Raven has finished reading DEBATABLE SPACE and has agreed to guest blog about it here. First, for some context, here's the blurb:
Flanagan (who is, for want of a better word, a pirate) has a plan. It seems relatively simple: kidnap Lena, the Cheo's daughter, demand a vast ransom for her safe return, sit back and wait.
Only the Cheo, despotic ruler of the known universe, isn't playing ball. Flanagan and his crew have seen this before, of course, but since they've learned a few tricks from the bad old days and since they know something about Lena that should make the plan foolproof, the Cheo's defiance is a major setback. It is a situation that calls for extreme measures.
Luckily, Flanagan has considerable experience in this area . . .
Now, here is Raven's review.
I had mixed feelings about Philip Palmer's scifi novel DEBATABLE SPACE, which I finished last week. On the one hand, Palmer created a very detailed world - no, a very detailed universe, and I thought he did an amazing job with the political and social structure. As our society advances, I could conceivably see it developing in the directions he chose. I also liked the fact that his universe wasn't entirely Anglo, although many of the main characters were. And I was pleased because he carefully avoided one of my pet peeves in scifi: there were no computers or robots that came to life. Those always break my suspension of disbelief. But Palmer's speaking computer repeatedly reminds the person it's speaking to that it has been programmed to behave the way it does. In terms of robots, I loved what Palmer came up with: Doppelganger Robots, remotely controlled from elsewhere. You get all the power and invincibility of a machine, but a human is controlling it. These robots are also set up with sensors so the controlling human can virtually experience whatever the robot is doing. Naturally, this leads to abuses at times, but I won't spoil anything by going into detail.

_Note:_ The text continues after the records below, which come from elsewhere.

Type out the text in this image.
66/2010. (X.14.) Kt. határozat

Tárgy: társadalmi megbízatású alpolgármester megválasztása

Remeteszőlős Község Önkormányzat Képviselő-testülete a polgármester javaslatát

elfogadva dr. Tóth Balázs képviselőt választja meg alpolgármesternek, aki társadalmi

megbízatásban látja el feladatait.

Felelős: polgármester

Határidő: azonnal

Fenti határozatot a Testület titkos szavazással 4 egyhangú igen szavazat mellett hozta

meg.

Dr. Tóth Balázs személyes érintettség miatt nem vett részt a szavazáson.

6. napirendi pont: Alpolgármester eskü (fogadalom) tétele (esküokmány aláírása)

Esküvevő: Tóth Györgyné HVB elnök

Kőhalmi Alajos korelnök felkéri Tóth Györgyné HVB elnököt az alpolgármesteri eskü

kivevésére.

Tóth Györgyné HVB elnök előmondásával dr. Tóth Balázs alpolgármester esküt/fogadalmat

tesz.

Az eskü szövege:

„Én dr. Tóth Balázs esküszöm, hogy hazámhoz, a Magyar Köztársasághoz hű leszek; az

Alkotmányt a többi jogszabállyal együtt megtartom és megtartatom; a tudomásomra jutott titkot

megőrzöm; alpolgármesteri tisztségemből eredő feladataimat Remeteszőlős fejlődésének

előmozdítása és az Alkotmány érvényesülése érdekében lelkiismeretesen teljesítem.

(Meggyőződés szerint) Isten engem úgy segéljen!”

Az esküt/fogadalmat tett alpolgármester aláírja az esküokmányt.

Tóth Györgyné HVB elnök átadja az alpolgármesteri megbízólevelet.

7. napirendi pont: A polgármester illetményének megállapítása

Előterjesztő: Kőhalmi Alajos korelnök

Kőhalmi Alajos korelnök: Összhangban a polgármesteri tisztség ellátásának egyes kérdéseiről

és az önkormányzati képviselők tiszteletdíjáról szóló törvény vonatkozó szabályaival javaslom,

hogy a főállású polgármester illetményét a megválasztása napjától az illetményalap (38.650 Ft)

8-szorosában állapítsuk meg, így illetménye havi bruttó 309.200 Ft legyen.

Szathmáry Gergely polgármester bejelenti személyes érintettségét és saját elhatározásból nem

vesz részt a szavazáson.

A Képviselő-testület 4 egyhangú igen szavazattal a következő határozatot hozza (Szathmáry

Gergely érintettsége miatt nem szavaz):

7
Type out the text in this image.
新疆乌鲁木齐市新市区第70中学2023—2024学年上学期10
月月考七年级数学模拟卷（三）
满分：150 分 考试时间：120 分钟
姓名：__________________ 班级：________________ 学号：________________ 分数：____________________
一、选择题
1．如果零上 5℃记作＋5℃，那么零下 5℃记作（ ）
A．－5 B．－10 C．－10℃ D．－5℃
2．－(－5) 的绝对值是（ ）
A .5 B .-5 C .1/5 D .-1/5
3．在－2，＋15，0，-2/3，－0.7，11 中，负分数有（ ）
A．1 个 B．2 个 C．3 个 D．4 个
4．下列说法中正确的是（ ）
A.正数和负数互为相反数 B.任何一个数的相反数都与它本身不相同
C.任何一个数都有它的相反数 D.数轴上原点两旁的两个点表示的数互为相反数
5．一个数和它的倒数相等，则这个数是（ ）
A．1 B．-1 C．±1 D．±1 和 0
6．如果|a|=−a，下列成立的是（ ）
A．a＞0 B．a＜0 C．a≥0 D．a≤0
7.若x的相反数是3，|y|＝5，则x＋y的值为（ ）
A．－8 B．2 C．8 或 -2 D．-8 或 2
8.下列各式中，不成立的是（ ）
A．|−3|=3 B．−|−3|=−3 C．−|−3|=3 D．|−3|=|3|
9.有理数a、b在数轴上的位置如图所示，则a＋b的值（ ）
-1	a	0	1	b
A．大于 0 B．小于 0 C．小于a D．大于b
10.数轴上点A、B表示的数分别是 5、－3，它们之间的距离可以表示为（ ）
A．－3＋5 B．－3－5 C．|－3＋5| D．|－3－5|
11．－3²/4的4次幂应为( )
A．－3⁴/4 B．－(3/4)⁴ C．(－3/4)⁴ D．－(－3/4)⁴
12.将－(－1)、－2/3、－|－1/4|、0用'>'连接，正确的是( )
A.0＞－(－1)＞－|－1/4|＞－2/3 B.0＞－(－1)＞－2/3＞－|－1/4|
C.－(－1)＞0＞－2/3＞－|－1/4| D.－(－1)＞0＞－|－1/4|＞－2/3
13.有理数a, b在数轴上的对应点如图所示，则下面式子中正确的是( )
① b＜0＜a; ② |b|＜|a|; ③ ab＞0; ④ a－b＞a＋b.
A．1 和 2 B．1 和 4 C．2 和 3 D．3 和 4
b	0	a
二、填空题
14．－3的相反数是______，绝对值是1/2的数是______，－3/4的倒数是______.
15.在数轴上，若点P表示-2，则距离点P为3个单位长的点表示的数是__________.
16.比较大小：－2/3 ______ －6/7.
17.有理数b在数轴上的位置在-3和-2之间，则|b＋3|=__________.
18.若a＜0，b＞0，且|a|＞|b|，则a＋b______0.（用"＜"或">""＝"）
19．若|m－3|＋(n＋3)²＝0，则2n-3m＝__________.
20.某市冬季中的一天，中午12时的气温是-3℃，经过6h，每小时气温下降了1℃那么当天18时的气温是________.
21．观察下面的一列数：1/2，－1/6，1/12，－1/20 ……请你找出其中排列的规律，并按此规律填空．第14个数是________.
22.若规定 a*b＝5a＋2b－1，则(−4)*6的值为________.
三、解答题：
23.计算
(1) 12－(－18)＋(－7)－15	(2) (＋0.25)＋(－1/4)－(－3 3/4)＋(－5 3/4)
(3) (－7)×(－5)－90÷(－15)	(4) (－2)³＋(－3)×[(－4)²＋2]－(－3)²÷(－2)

I had no problems with the story. The main issue I had was with the characters, because I simply couldn't get connected to some of them emotionally. It's not that they weren't well developed, it's just that I didn't connect. I'm not entirely sure why not, because Palmer does a great job of putting the reader inside the heads of the various characters. He switches viewpoints a lot, but it's not confusing. When we're in their heads, we basically get a stream-of-consciousness flow of thoughts using each character's individual syntax and way of thinking. That was fine. I liked it. I think the problem for me may have been that Lena, the main character, wasn't very likable.
I'm all about antiheroes, but I couldn't find enough redeeming qualities in Lena. However, I think she's the kind of character other people might really enjoy: rounded, individual, well developed even if she's not likable. So I can't say Palmer did a bad job with her. It's just that she didn't work for me.
I did like most of the other characters. My favorite was Alby, a flame beast who basically looks like a pillar of fire. He was so unusual that I couldn't help finding him fascinating, and Palmer conveyed his alienness very well. Alby can never really understand humankind (and vice versa), but he's trying.
Overall, I think DEBATABLE SPACE is a good book, even if it didn't completely work for me. The reasons it didn't work for me were personal and had nothing to do with the quality of the writing.